Methods: This cohort study included 97 patients scheduled for CTR. Preoperatively, surgeons estimated each patient's probability of improvement 6 months after surgery, defined as reaching the minimally clinically important difference on the Boston Carpal Tunnel Syndrome Symptom Severity Score. We assessed model and surgeon performance using calibration (calibration belts), discrimination (area under the curve [AUC]), sensitivity, and specificity. In addition, we assessed the net benefit of decision-making based on the prediction model's estimates vs the surgeon's judgement.

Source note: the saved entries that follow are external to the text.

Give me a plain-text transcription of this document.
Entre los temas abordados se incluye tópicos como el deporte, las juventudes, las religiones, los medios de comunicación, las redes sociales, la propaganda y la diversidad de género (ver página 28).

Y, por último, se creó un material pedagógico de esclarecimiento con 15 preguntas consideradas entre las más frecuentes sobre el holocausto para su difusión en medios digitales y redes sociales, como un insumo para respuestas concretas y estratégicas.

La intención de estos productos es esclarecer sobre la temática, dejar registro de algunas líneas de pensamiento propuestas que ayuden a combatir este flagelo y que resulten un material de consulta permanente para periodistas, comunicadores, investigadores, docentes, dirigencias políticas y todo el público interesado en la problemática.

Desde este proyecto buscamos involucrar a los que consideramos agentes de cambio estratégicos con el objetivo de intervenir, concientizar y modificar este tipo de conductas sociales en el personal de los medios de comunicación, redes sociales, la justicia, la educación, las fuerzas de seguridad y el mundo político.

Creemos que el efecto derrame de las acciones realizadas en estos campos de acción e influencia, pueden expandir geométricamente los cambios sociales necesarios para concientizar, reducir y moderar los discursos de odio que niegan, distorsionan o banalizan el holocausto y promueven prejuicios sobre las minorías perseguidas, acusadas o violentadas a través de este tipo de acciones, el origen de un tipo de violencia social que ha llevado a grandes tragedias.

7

Results: The surgeon predictions had poor calibration and suboptimal discrimination (AUC 0.62, 95%-CI 0.49-0.74), while the prediction model showed good calibration and appropriate discrimination (AUC 0.77, 95%-CI 0.66-0.89, P = .05). The accuracy of surgeon predictions was 0.65 (95%-CI 0.37-0.78) vs 0.78 (95%-CI 0.67-0.89) for the prediction model ( P = .03). The sensitivity of surgeon predictions and the prediction model was 0.72 (95%-CI 0.15-0.96) and 0.85 (95%-CI 0.62-0.97), respectively ( P = .04). The specificity of the surgeon predictions was similar to the model's specificity ( P = .25). The net benefit analysis showed better decision-making based on the prediction model compared with the surgeons' decision-making (ie, more correctly predicted improvements and/or fewer incorrectly predicted improvements).

Conclusion: The prediction model outperformed surgeon predictions of improvement after CTR in terms of calibration, accuracy, and sensitivity. Furthermore, the net benefit analysis indicated that using the prediction model instead of relying solely on surgeon decision-making increases the number of patients who will improve after CTR, without increasing the number of unnecessary surgeries.